Wontner would revisit the role one more time in 1942, when he starred in a BBC radio production of The Boscombe Valley Mystery, with Carleton Hobbes as Watson.
One of the Best
Twickenham, which made four of the five films, operated on a small budget. Wontner recalled:
The studio wasn’t much more than a big tin shed, really; not like film studios today. We used to start filming early in the morning and continued until pretty late at night, with very few breaks. Of course, we had to stop shooting quite often when a train went by, because of the noise. But we couldn’t afford much time for retakes, and there were no elaborate rehearsals or anything like that.
However, Wontner’s performances stand up well over a half-century later. He followed William Gillette and Eille Norwood and preceded Basil Rathbone by two years. Along with Jeremy Brett, Arthur Wontner is one of the five great acting Sherlock Holmes’.
His solemn delivery sometimes feels plodding and languid. This is not unreasonable from a man who was in his mid-fifties when he made his first Holmes film. However, he certainly sounds like Holmes when he speaks, and no actor before or since has resembled Sidney Paget’s illustrations so closely. Perhaps had there been more of an on-screen chemistry between Wontner and Ian Fleming, his performance would have seemed more lively. There is very little sense of the underlying bond between the two men that Doyle created.
But when the camera shows Wontner sitting in his chair, smoking a pipe, we feel that we are seeing exactly the man that Sir Arthur Conan Doyle pictured. Elements of Wontner’s portrayal can be seen in the Grenada production. Jeremy Brett combined Wontner’s intellectual Holmes with Rathbone’s energetic Sherlock.

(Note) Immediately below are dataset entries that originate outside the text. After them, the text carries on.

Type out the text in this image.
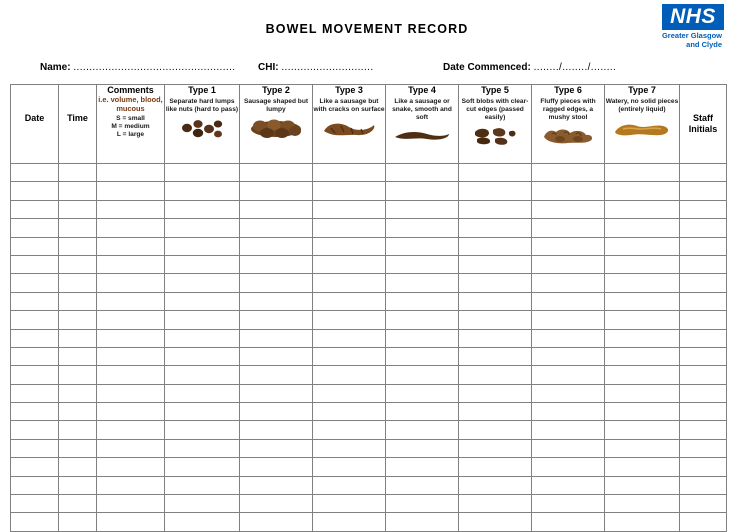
NHS
Greater Glasgow
and Clyde
BOWEL MOVEMENT RECORD
Name: ................................................... CHI: .............................	Date Commenced: ......../......../........
Date	Time	Comments
i.e. volume, blood, mucous
S = small
M = medium
L = large	Type 1
Separate hard lumps like nuts (hard to pass)	Type 2
Sausage shaped but lumpy	Type 3
Like a sausage but with cracks on surface	Type 4
Like a sausage or snake, smooth and soft	Type 5
Soft blobs with clear-cut edges (passed easily)	Type 6
Fluffy pieces with ragged edges, a mushy stool	Type 7
Watery, no solid pieces (entirely liquid)	Staff
Initials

It is unfortunate that Wontner was never given the opportunity to make a Holmes film set in the Victorian era with a good-sized budget and a solid script. It is likely he would have turned in a definitive performance. Unfortunately his legacy has not been as lasting for non-Holmes devotees. Sherlockian Michael Pointer relates being at the 1951 Sherlock Holmes Exhibition opening with Wontner. The organizer informed the audience that the actor had appeared in five Sherlock Holmes films. A reporter next to Pointer said to Wontner, “Oh, yes, and what part did you play?”
In 1933, famous Sherlockian Vincent Starrett said, “The great Sherlock Holmes picture has not as yet been made…But Mr. Arthur Wontner is still available. Will not someone send a special, fast steamer for Mr. Arthur Wontner?”
About which Wontner himself later commented, “Well, they never did, you know, they never did.”